Today’s post comes from Alessia Cesana, a Catholic woman who blogs at The Blond Pond.
Choosing a confirmation saint seems to be an established practice of the Roman Catholic Church, which I have no recollection of ever doing.
The Sacrament of Confirmation
I received the sacrament of Confirmation in my very early teens, when everyone did, and with limited understanding of what it truly meant in the life of the Church. It is, effectively, baptism in the Holy Spirit in the way Protestant denominations that do not perform infant baptism would understand it (adult converts to Catholicism receive the three sacraments of Baptism, Confirmation, and first Holy Communion in one go.)
Infant baptism is the cleansing of original sin. Parents and Godparents promise to raise the child in the faith, and the child becomes, through God’s grace, a member of the mystical body of Christ which is the Church. However, unlike adults, an infant cannot be a witness just yet.
We know from Acts 8:17 that new believers were first baptised in water. Then the Apostles laid their hands on them, and they received the Holy Spirit. Confirmation is the laying of the hands, when the infant has become old enough to testify.
Choosing a Confirmation Saint
Confirmation saints are just a model of who we want to be as believers. Someone who inspires us to be the best version of ourselves to better serve God on this earth.
I don’t know who I would have chosen when I was younger. Now I’m 28, and I have a few favourite saints, who I endeavour to be like even though their circumstances are very far from my own.
St Thomas More
Martyr of the Reformation, humanist writer and intellectual, Lord Chancellor and great friend of Henry VIII (who commuted his treason sentence to a less gruesome death).
He educated his daughters with the same classical education of his sons, and one of them was especially praised for her erudition. They set an example for other noble families.
He is the patron saint of statesmen and politicians, and as I take small steps towards serving in politics, I pray that I too will have the inner strength to stand up for what I believe is God’s truth.
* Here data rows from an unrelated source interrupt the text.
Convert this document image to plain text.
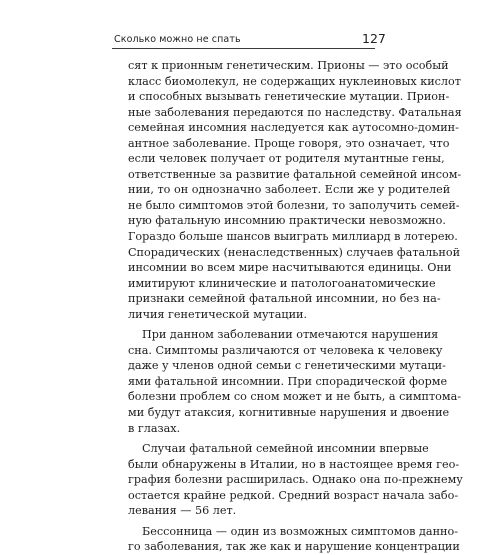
Сколько можно не спать	127
сят к прионным генетическим. Прионы — это особый
класс биомолекул, не содержащих нуклеиновых кислот
и способных вызывать генетические мутации. Прион-
ные заболевания передаются по наследству. Фатальная
семейная инсомния наследуется как аутосомно-домин-
антное заболевание. Проще говоря, это означает, что
если человек получает от родителя мутантные гены,
ответственные за развитие фатальной семейной инсом-
нии, то он однозначно заболеет. Если же у родителей
не было симптомов этой болезни, то заполучить семей-
ную фатальную инсомнию практически невозможно.
Гораздо больше шансов выиграть миллиард в лотерею.
Спорадических (ненаследственных) случаев фатальной
инсомнии во всем мире насчитываются единицы. Они
имитируют клинические и патологоанатомические
признаки семейной фатальной инсомнии, но без на-
личия генетической мутации.
При данном заболевании отмечаются нарушения
сна. Симптомы различаются от человека к человеку
даже у членов одной семьи с генетическими мутаци-
ями фатальной инсомнии. При спорадической форме
болезни проблем со сном может и не быть, а симптома-
ми будут атаксия, когнитивные нарушения и двоение
в глазах.
Случаи фатальной семейной инсомнии впервые
были обнаружены в Италии, но в настоящее время гео-
графия болезни расширилась. Однако она по-прежнему
остается крайне редкой. Средний возраст начала забо-
левания — 56 лет.
Бессонница — один из возможных симптомов данно-
го заболевания, так же как и нарушение концентрации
The Blessed John Henry Cardinal Newman
Newman brought the order of the Oratorians (founded two centuries prior by a great man, St Philip Neri, in Rome) to England. Their site in Birmingham came to fame as the place where J.R.R. Tolkien grew up and learnt the faith that would make his literature so great.
Newman was also instrumental in the furthering of Anglo-Catholic relationships, and understanding of Catholic dogma. He also pushed for more education, including the founding of universities in Ireland, although at the time it was just for boys. I admire his great way with words and passion for learning, while still never crossing the line into arrogance.
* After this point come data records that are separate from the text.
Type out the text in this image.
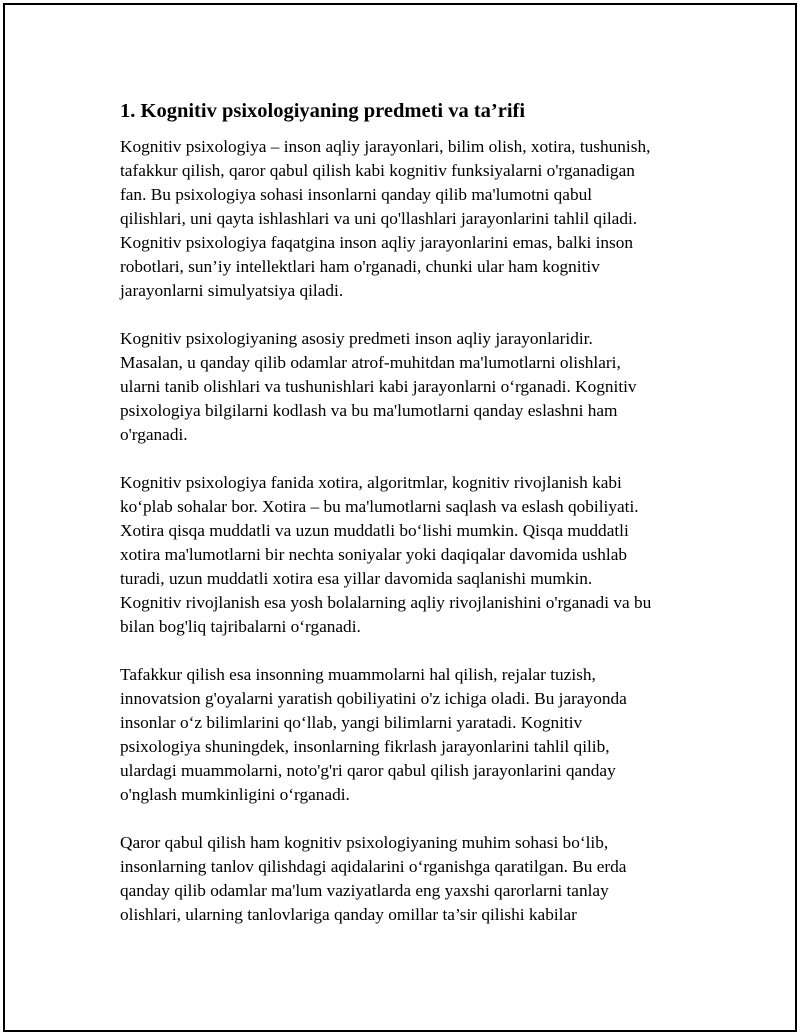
1. Kognitiv psixologiyaning predmeti va ta’rifi

Kognitiv psixologiya – inson aqliy jarayonlari, bilim olish, xotira, tushunish,
tafakkur qilish, qaror qabul qilish kabi kognitiv funksiyalarni o'rganadigan
fan. Bu psixologiya sohasi insonlarni qanday qilib ma'lumotni qabul
qilishlari, uni qayta ishlashlari va uni qo'llashlari jarayonlarini tahlil qiladi.
Kognitiv psixologiya faqatgina inson aqliy jarayonlarini emas, balki inson
robotlari, sun’iy intellektlari ham o'rganadi, chunki ular ham kognitiv
jarayonlarni simulyatsiya qiladi.

Kognitiv psixologiyaning asosiy predmeti inson aqliy jarayonlaridir.
Masalan, u qanday qilib odamlar atrof-muhitdan ma'lumotlarni olishlari,
ularni tanib olishlari va tushunishlari kabi jarayonlarni o‘rganadi. Kognitiv
psixologiya bilgilarni kodlash va bu ma'lumotlarni qanday eslashni ham
o'rganadi.

Kognitiv psixologiya fanida xotira, algoritmlar, kognitiv rivojlanish kabi
ko‘plab sohalar bor. Xotira – bu ma'lumotlarni saqlash va eslash qobiliyati.
Xotira qisqa muddatli va uzun muddatli bo‘lishi mumkin. Qisqa muddatli
xotira ma'lumotlarni bir nechta soniyalar yoki daqiqalar davomida ushlab
turadi, uzun muddatli xotira esa yillar davomida saqlanishi mumkin.
Kognitiv rivojlanish esa yosh bolalarning aqliy rivojlanishini o'rganadi va bu
bilan bog'liq tajribalarni o‘rganadi.

Tafakkur qilish esa insonning muammolarni hal qilish, rejalar tuzish,
innovatsion g'oyalarni yaratish qobiliyatini o'z ichiga oladi. Bu jarayonda
insonlar o‘z bilimlarini qo‘llab, yangi bilimlarni yaratadi. Kognitiv
psixologiya shuningdek, insonlarning fikrlash jarayonlarini tahlil qilib,
ulardagi muammolarni, noto'g'ri qaror qabul qilish jarayonlarini qanday
o'nglash mumkinligini o‘rganadi.

Qaror qabul qilish ham kognitiv psixologiyaning muhim sohasi bo‘lib,
insonlarning tanlov qilishdagi aqidalarini o‘rganishga qaratilgan. Bu erda
qanday qilib odamlar ma'lum vaziyatlarda eng yaxshi qarorlarni tanlay
olishlari, ularning tanlovlariga qanday omillar ta’sir qilishi kabilar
St Catherine of Siena and St Margaret Clitherow
I could mention many more names, both men and women. Even counting the women, like St Catherine of Siena, who was involved in the politics of the day as well as being a charitable, holy woman and tertiary of the Order of Preachers…
Or St Margaret Clitherow, another martyr of the Reformation, guilty of harbouring priests…
I don’t really feel like there is someone I can model myself on.
Rejoicing in Singleness
As I approach 30 years of age not knowing whether I will ever get married and be a mother, but still not feeling a call into religious life, I start to feel alienated by the traditional models of womanhood. I can’t really think of a saint whose name I can take. Maybe I should take a female version of the name of a male saint. Is that allowed?
Because there is, in church history, a great, famous saint who rejoiced of his singleness as well as other burdens that he faced. I don’t face something quite as substantial as the persecutions by the Roman Empire, but I strive for my life to be a witness, and if it will never be through marriage and motherhood, so be it.
I don’t feel that community life is the only way to be a single Christian serving God, either. This great saint was the Apostle who replaced Judas as one of the great Apostles, but he travelled to every corner of the Empire rather than live a cloistered life, so I still feel it’s hardly like being part of an order of today.
I’m talking, of course, about St Paul.
His example is an unattainable standard by human effort. But his complete abandonment to God’s grace so that the Lord would shine through? That is the one quality I really should aspire to have. It is a quality all saints have, of course, but he set the example to many who followed.
And, most importantly, it’s a quality that doesn’t depend on one’s state in life: married or unmarried, with or without children, widowed or left by a partner, young or old.
All of us are called to become less of ourselves so that more of Christ could be in us. So, as a constant reminder of this, if I were to be confirmed now, I can’t think of a better confirmation saint than St Paul.